Humans, for example, evolved and developed some moral, later legal precepts to mitigate, moderate human behaviour for the common benefit. Those codes, ‘religious (reciprocal obligations) principles’, emerged from the concept of ‘I do this for you if you do that for me’. In some circles that is a covenant for membership in the collective, a particular society.

Only recently have we come to accept that one might belong to more than one society: in political terms, be a citizen of more than one state, country at the same time. In other words, share loyalty equally between various [otherwise] competing entities. As an aside, I hold only one political passport. I exercise my participation in decision-making in only one country, even if any number of others may welcome me in their midst.

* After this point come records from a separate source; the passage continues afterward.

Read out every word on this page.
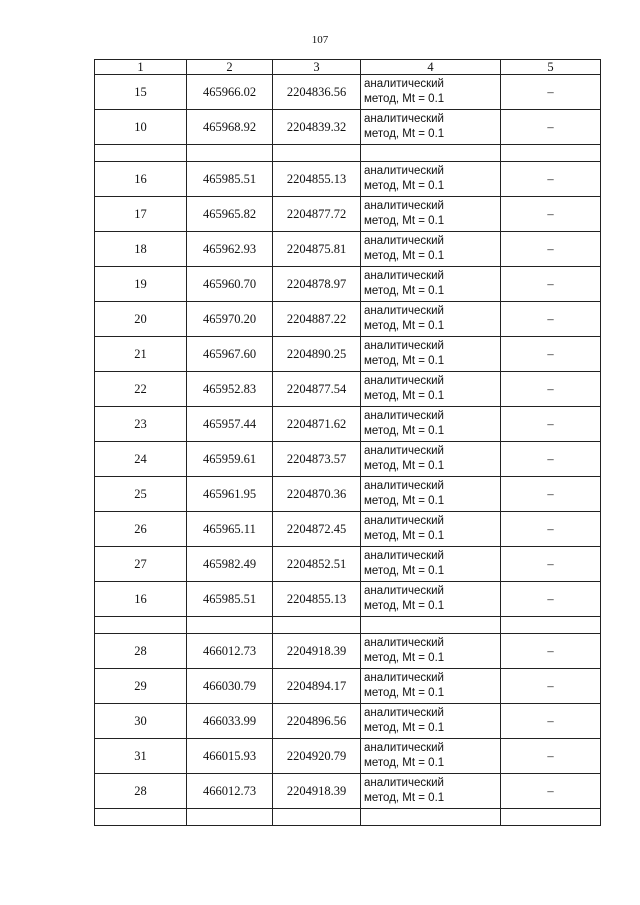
107
1	2	3	4	5
15	465966.02	2204836.56	аналитический
метод, Mt = 0.1	–
10	465968.92	2204839.32	аналитический
метод, Mt = 0.1	–

16	465985.51	2204855.13	аналитический
метод, Mt = 0.1	–
17	465965.82	2204877.72	аналитический
метод, Mt = 0.1	–
18	465962.93	2204875.81	аналитический
метод, Mt = 0.1	–
19	465960.70	2204878.97	аналитический
метод, Mt = 0.1	–
20	465970.20	2204887.22	аналитический
метод, Mt = 0.1	–
21	465967.60	2204890.25	аналитический
метод, Mt = 0.1	–
22	465952.83	2204877.54	аналитический
метод, Mt = 0.1	–
23	465957.44	2204871.62	аналитический
метод, Mt = 0.1	–
24	465959.61	2204873.57	аналитический
метод, Mt = 0.1	–
25	465961.95	2204870.36	аналитический
метод, Mt = 0.1	–
26	465965.11	2204872.45	аналитический
метод, Mt = 0.1	–
27	465982.49	2204852.51	аналитический
метод, Mt = 0.1	–
16	465985.51	2204855.13	аналитический
метод, Mt = 0.1	–

28	466012.73	2204918.39	аналитический
метод, Mt = 0.1	–
29	466030.79	2204894.17	аналитический
метод, Mt = 0.1	–
30	466033.99	2204896.56	аналитический
метод, Mt = 0.1	–
31	466015.93	2204920.79	аналитический
метод, Mt = 0.1	–
28	466012.73	2204918.39	аналитический
метод, Mt = 0.1	–
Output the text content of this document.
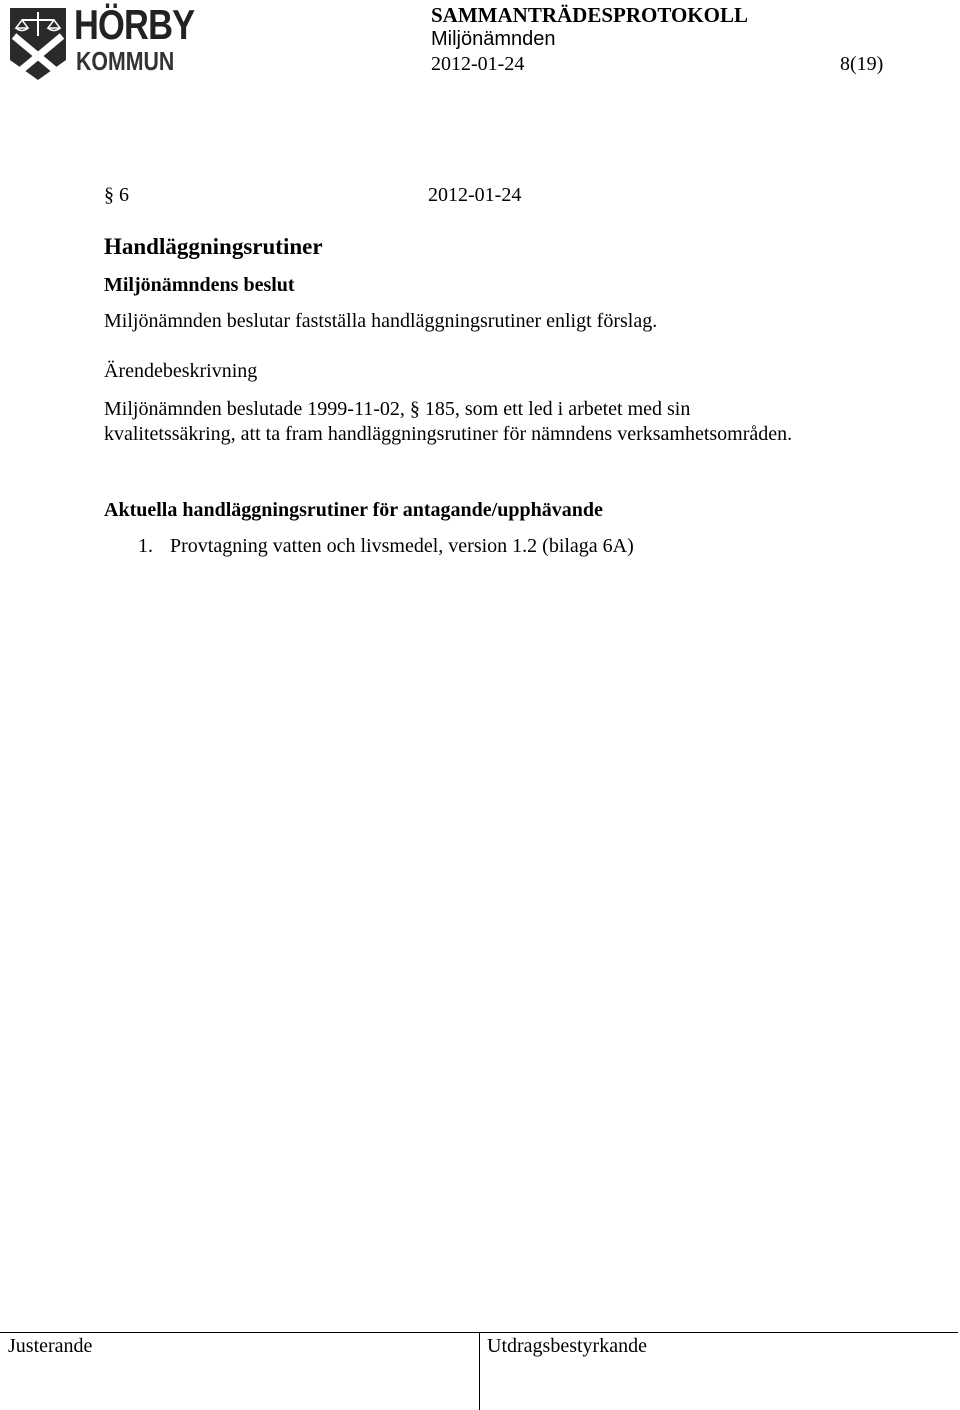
HÖRBY
KOMMUN
SAMMANTRÄDESPROTOKOLL
Miljönämnden
2012-01-24	8(19)
§ 6	2012-01-24
Handläggningsrutiner
Miljönämndens beslut
Miljönämnden beslutar fastställa handläggningsrutiner enligt förslag.
Ärendebeskrivning
Miljönämnden beslutade 1999-11-02, § 185, som ett led i arbetet med sin kvalitetssäkring, att ta fram handläggningsrutiner för nämndens verksamhetsområden.
Aktuella handläggningsrutiner för antagande/upphävande
1. Provtagning vatten och livsmedel, version 1.2 (bilaga 6A)
Justerande	Utdragsbestyrkande
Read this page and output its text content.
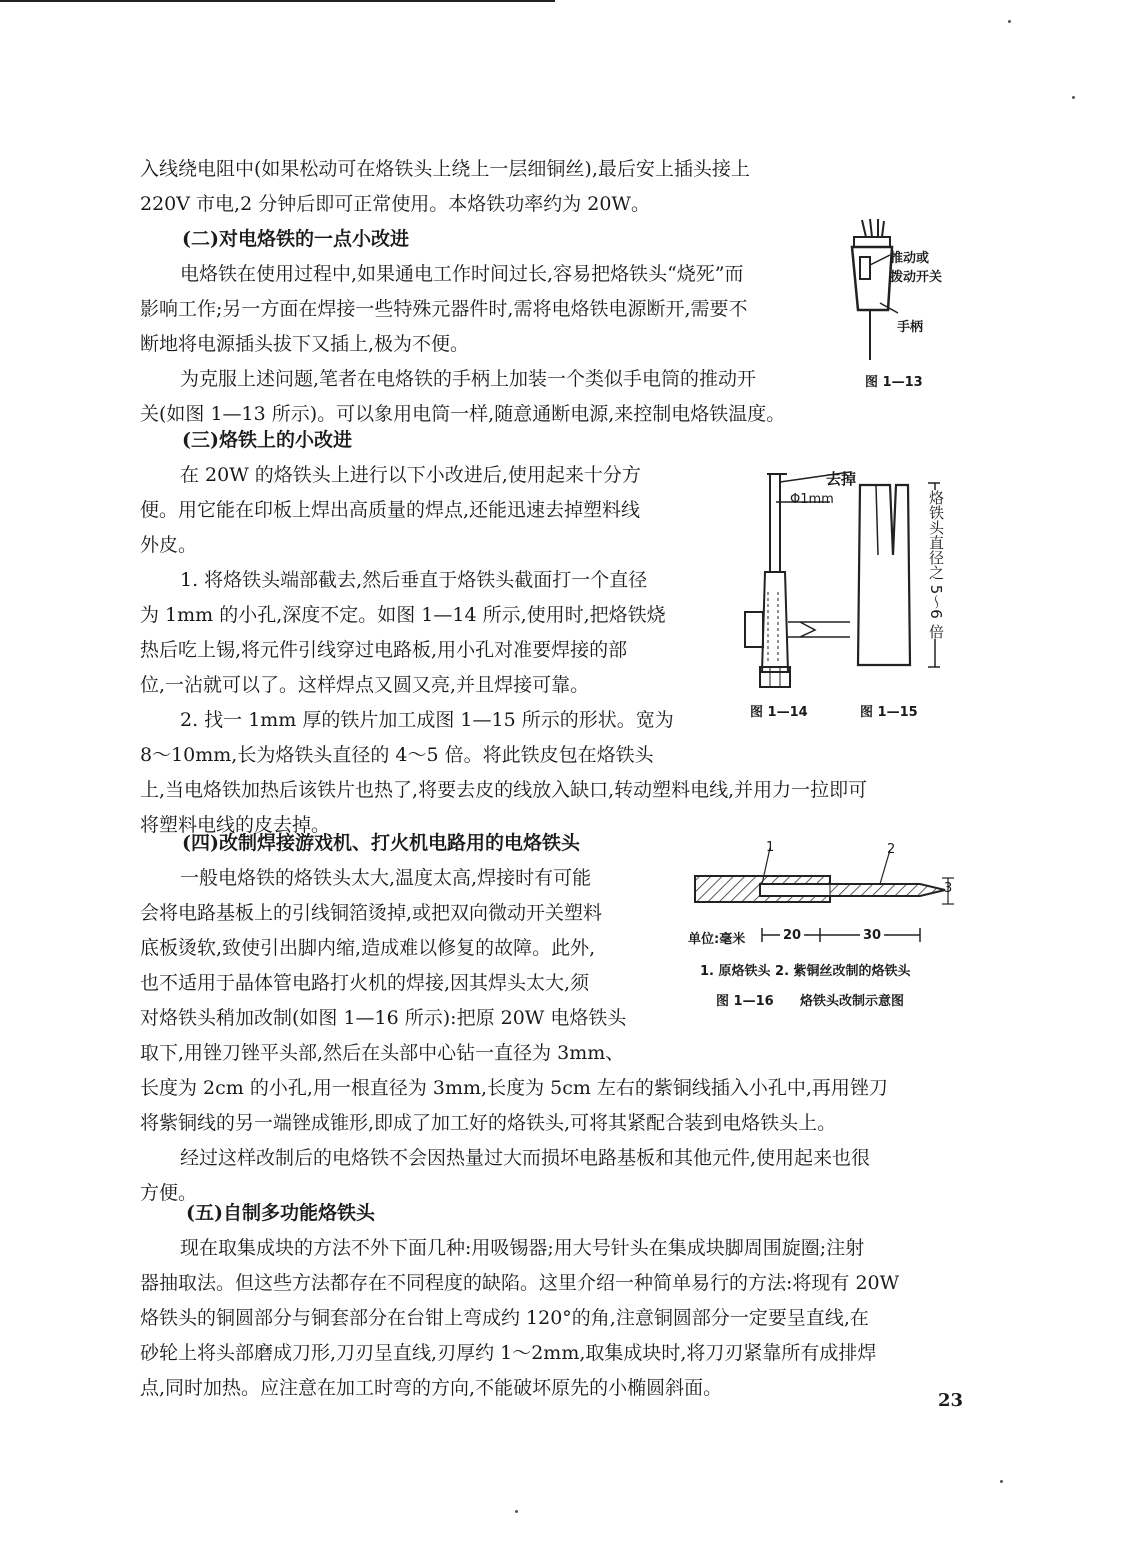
入线绕电阻中(如果松动可在烙铁头上绕上一层细铜丝),最后安上插头接上
220V 市电,2 分钟后即可正常使用。本烙铁功率约为 20W。
(二)对电烙铁的一点小改进
电烙铁在使用过程中,如果通电工作时间过长,容易把烙铁头“烧死”而
影响工作;另一方面在焊接一些特殊元器件时,需将电烙铁电源断开,需要不
断地将电源插头拔下又插上,极为不便。
为克服上述问题,笔者在电烙铁的手柄上加装一个类似手电筒的推动开
关(如图 1—13 所示)。可以象用电筒一样,随意通断电源,来控制电烙铁温度。
推动或
拨动开关
手柄
图 1—13
(三)烙铁上的小改进
在 20W 的烙铁头上进行以下小改进后,使用起来十分方
便。用它能在印板上焊出高质量的焊点,还能迅速去掉塑料线
外皮。
1. 将烙铁头端部截去,然后垂直于烙铁头截面打一个直径
为 1mm 的小孔,深度不定。如图 1—14 所示,使用时,把烙铁烧
热后吃上锡,将元件引线穿过电路板,用小孔对准要焊接的部
位,一沾就可以了。这样焊点又圆又亮,并且焊接可靠。
2. 找一 1mm 厚的铁片加工成图 1—15 所示的形状。宽为
8～10mm,长为烙铁头直径的 4～5 倍。将此铁皮包在烙铁头
上,当电烙铁加热后该铁片也热了,将要去皮的线放入缺口,转动塑料电线,并用力一拉即可
将塑料电线的皮去掉。
去掉
Φ1mm
图 1—14
烙铁头直径之 5～6 倍
图 1—15
(四)改制焊接游戏机、打火机电路用的电烙铁头
一般电烙铁的烙铁头太大,温度太高,焊接时有可能
会将电路基板上的引线铜箔烫掉,或把双向微动开关塑料
底板烫软,致使引出脚内缩,造成难以修复的故障。此外,
也不适用于晶体管电路打火机的焊接,因其焊头太大,须
对烙铁头稍加改制(如图 1—16 所示):把原 20W 电烙铁头
取下,用锉刀锉平头部,然后在头部中心钻一直径为 3mm、
长度为 2cm 的小孔,用一根直径为 3mm,长度为 5cm 左右的紫铜线插入小孔中,再用锉刀
将紫铜线的另一端锉成锥形,即成了加工好的烙铁头,可将其紧配合装到电烙铁头上。
经过这样改制后的电烙铁不会因热量过大而损坏电路基板和其他元件,使用起来也很
方便。
1	2
3
单位:毫米	20	30
1. 原烙铁头 2. 紫铜丝改制的烙铁头
图 1—16 烙铁头改制示意图
(五)自制多功能烙铁头
现在取集成块的方法不外下面几种:用吸锡器;用大号针头在集成块脚周围旋圈;注射
器抽取法。但这些方法都存在不同程度的缺陷。这里介绍一种简单易行的方法:将现有 20W
烙铁头的铜圆部分与铜套部分在台钳上弯成约 120°的角,注意铜圆部分一定要呈直线,在
砂轮上将头部磨成刀形,刀刃呈直线,刃厚约 1～2mm,取集成块时,将刀刃紧靠所有成排焊
点,同时加热。应注意在加工时弯的方向,不能破坏原先的小椭圆斜面。
23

In religious affiliation, adherence [loyalty] to a given set of tenets determines your Being. Those tenets re-enforce “what one is supposed to be”. If one tends to do something different, one is becoming something else. Judgementalism aside, every parent (or the overwhelming majority of them) attempts to equip their offspring with the guiding tenets and skills- sets necessary to maximize the positives of life in the milieu they recognize. It is a tough job.

Even Pope Francis, leader/head of the world’s largest religious entity, whose adherents are more numerous and widespread than any other, has learned that some vocabulary engaged in explaining that dynamic is bound to offend someone. This is particularly true when the speaker (in this case, the Pope) slips into a vernacular, not his own, to convey an impression tarnished by the pedestrian quality of the vocabulary – even if it was uttered in camera. He felt compelled to apologize to those who might have been offended.

He did not adjust the tenets of the Church. Essentially, he said it is not reflective of reality if you insist on becoming something different from what we recognize as optimal conduct for what we are being. If an individual rejects the guidelines of the Church, it means the person is not a member of that Church, pure and simple. In Canda, we profess to live in a Multicultural society where we do not compel adherence to any particular group – that too is for another article.